Namun, bagi dia—anak laki-laki berkacamata itu, itu hanya perkataan dusta.

Memang ibunya yang menemani 8 tahun hidupnya, sudah tiada karena penyakit yang menggerogotinya.

Tetapi, ayahnya masih hidup.

Hidup dalam kesendirian, sama sepertinya.

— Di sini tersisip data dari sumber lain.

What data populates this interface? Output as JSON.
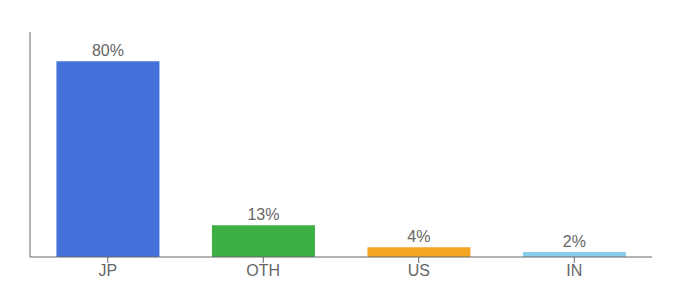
{
  "chart_data": {
    "type": "bar",
    "categories": [
      "JP",
      "OTH",
      "US",
      "IN"
    ],
    "values": [
      80,
      13,
      4,
      2
    ],
    "colors": [
      "#4472db",
      "#3cb044",
      "#f5a623",
      "#87ceeb"
    ],
    "value_labels": [
      "80%",
      "13%",
      "4%",
      "2%"
    ],
    "data_labels": true,
    "ylim": [
      0,
      92
    ],
    "yticks": [],
    "tick_labels": "x"
  }
}
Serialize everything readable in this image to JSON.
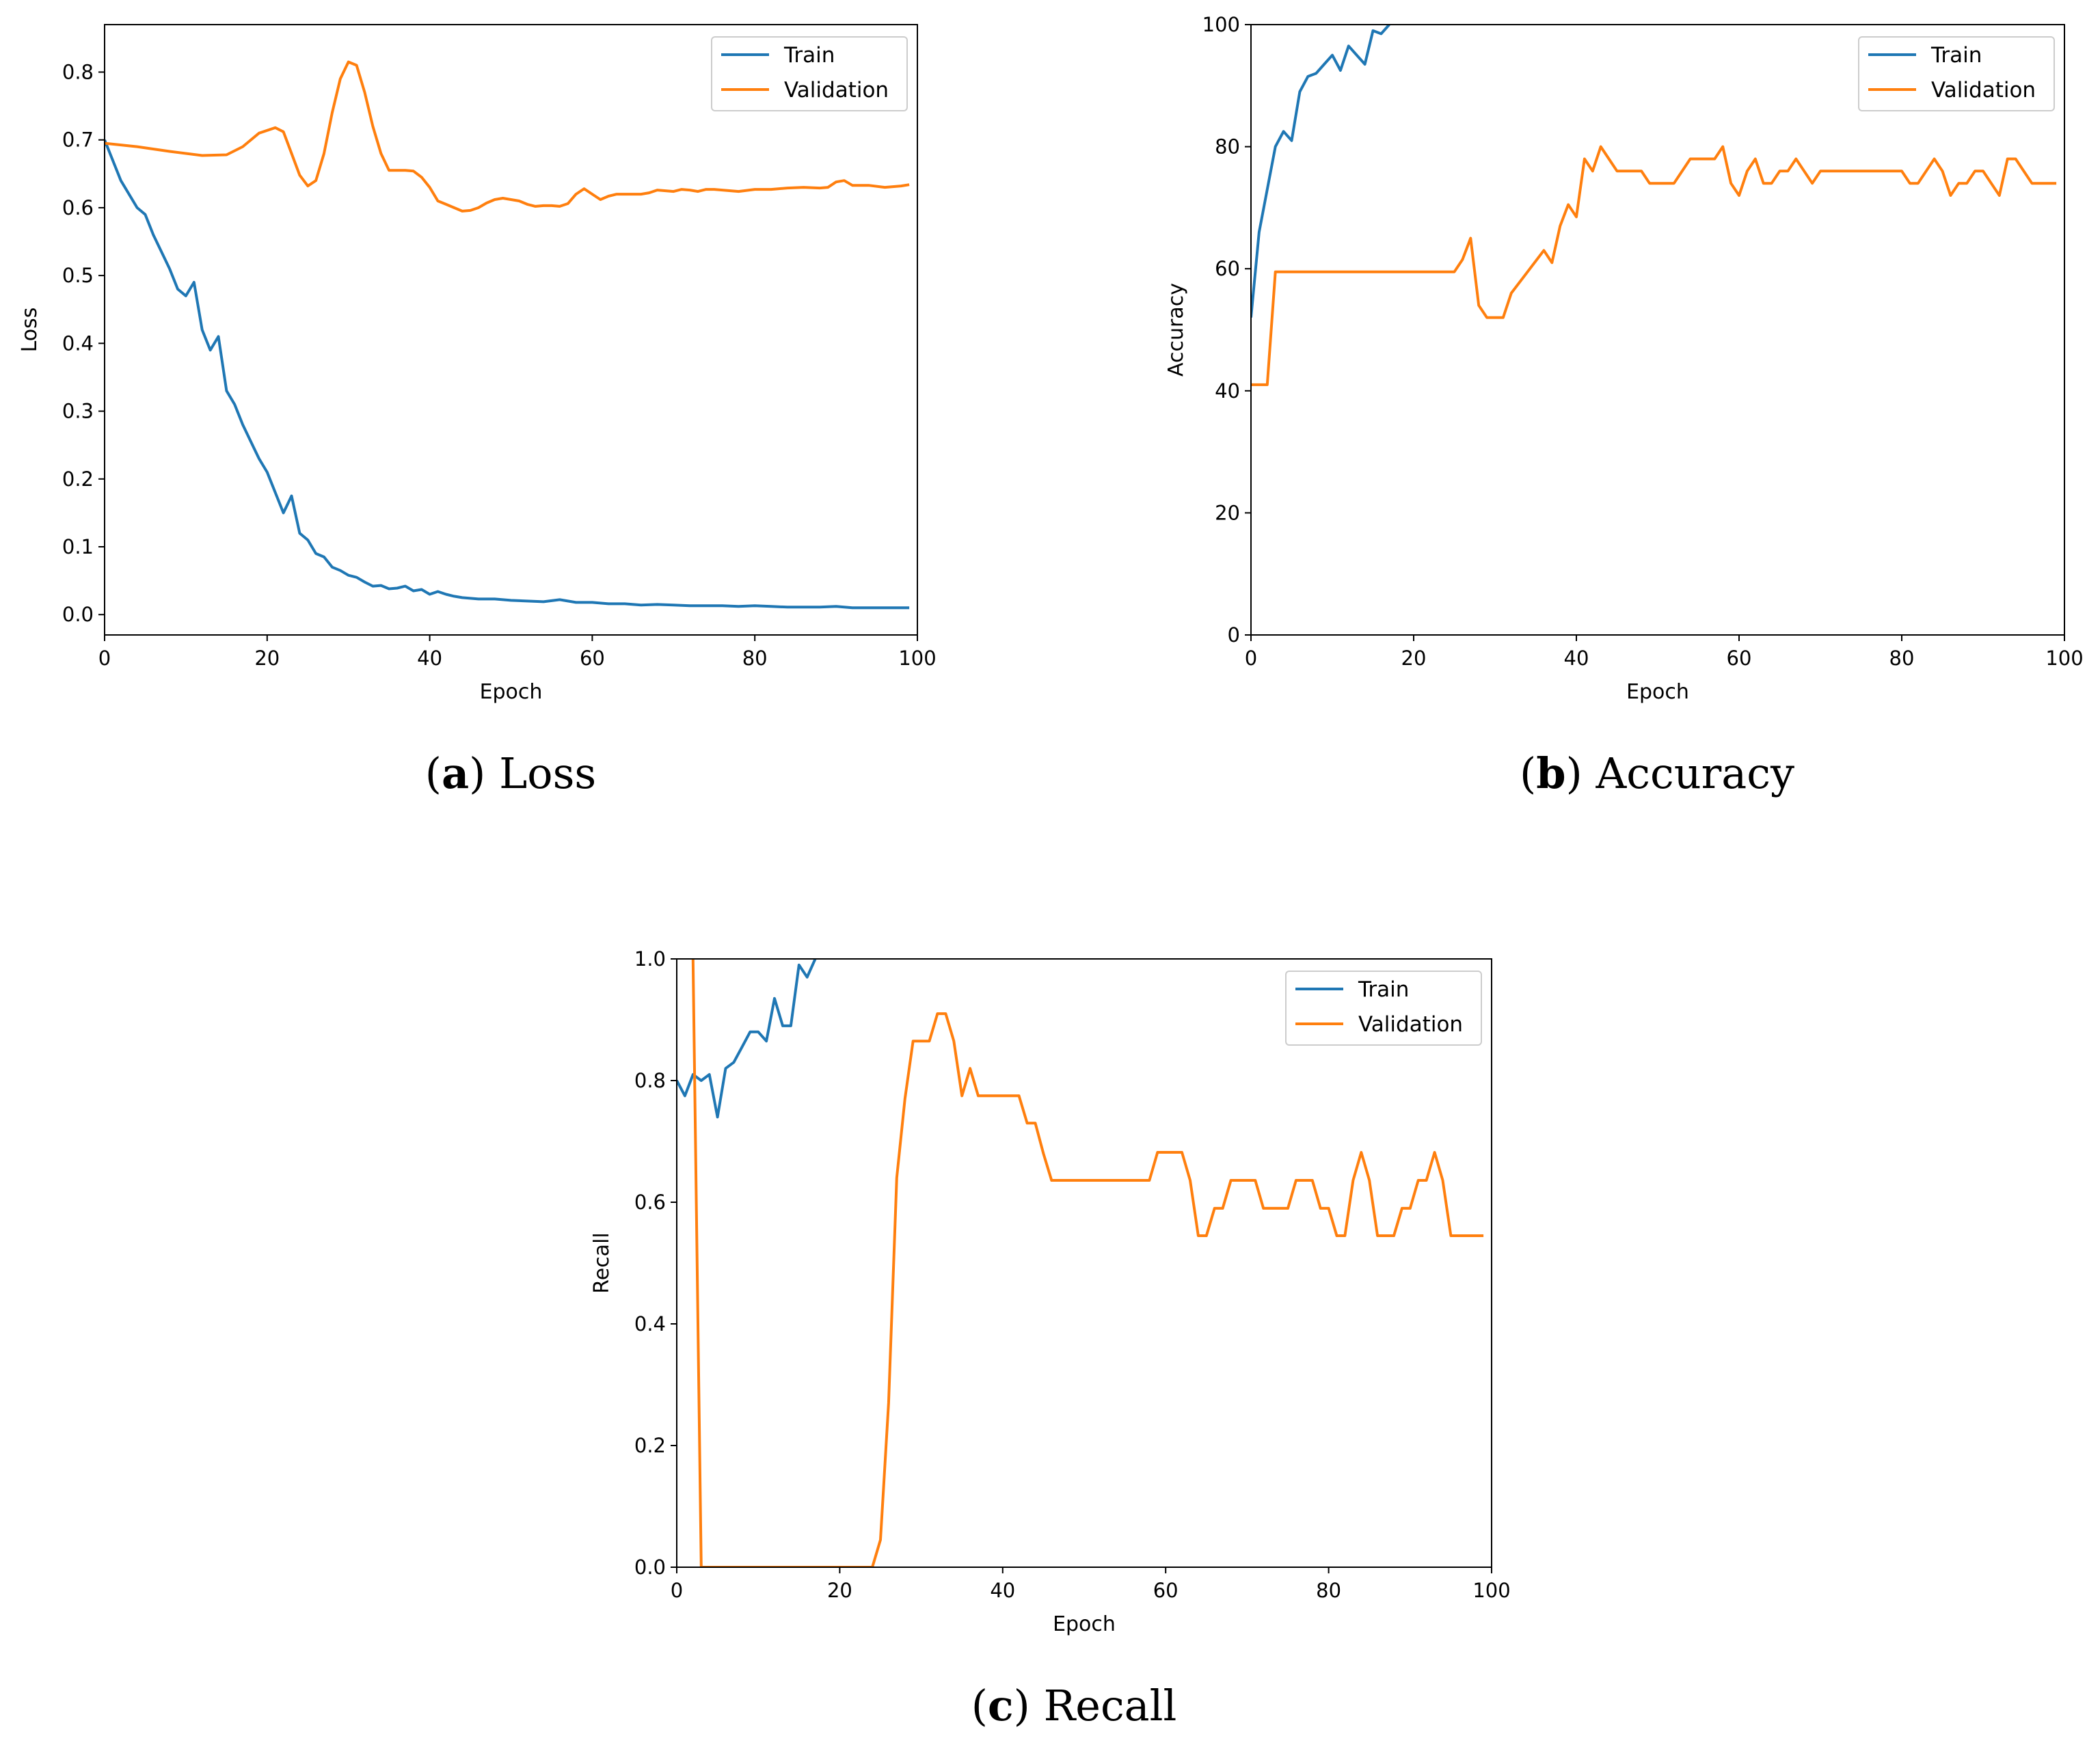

Dia hidup dalam kesendirian di tinggal kakek dan ibu yang sangat berharga, sementara sang ayah hidup dalam kesendirian, di tinggal oleh keluarga yang sudah muak pada sifat dingin ayahnya.

2 tahun yang lalu…

"Ayah, ayah!" panggilnya yang masih berumur 4 tahun, sambil berlari pada ayahnya yang berbalut jas putih.

"Ada apa, Uryuu?" tanya ayahnya sambil tersenyum hangat. Ia lalu mengangkat dan menggendongnya.

"Besok, bu guru akan membagikan raporku dan teman-teman. Kata bu guru, ayah atau ibu harus menemani kita mengambil rapor. Ayah datang sama Uryuu, ya?" tanyanya polos. Namun, sang ayah menatap dia bingung.

"Besok, ya? Ayah enggak bisa." kata sang ayah singkat, dan sukses membuat dia menatap ayahnya sedih.

"Kenapa ayah enggak bisa datang sama Uryuu?" tanyanya sedikit kecewa. Sang ayah membuang mukanya sebentar.

"Besok ayah mau bertemu paman dan bibi. Kenapa Uryuu enggak minta ibu yang mengantarmu?" Dia hanya mendengus pelan, sambil memasang wajah cemberut. Dia lalu melingkarkan kedua lengannya pada leher ayahnya.

"Uryuu maunya sama ayah." rajuknya. Sang ayah hanya membelai lebut rambut indgo anaknya. Dibalik rambutnya, sang ayah tersenyum.

"Tapi, besok sama ibu saja, ya? Nanti pulang, ayah bawakan oleh-oleh." Sang ayah juga tidak kalah merajuk padanya.

"Benar?" Mata birunya berbinar-binar. Sang ayah mengangguk dan tersenyum kebapakan utnuk sekali lagi. Dia kembali memeluk sang ayah dengan perasaan senang.

Tapi, itu semua kebahagiaan itu berakhir setelah tiga hari.

Bandara Tokyo.

Dia yang digandeng sang ibu bersenandung senang. Sementara kakeknya yang berjalan di samping sang cucu hanya tersenyum kecil.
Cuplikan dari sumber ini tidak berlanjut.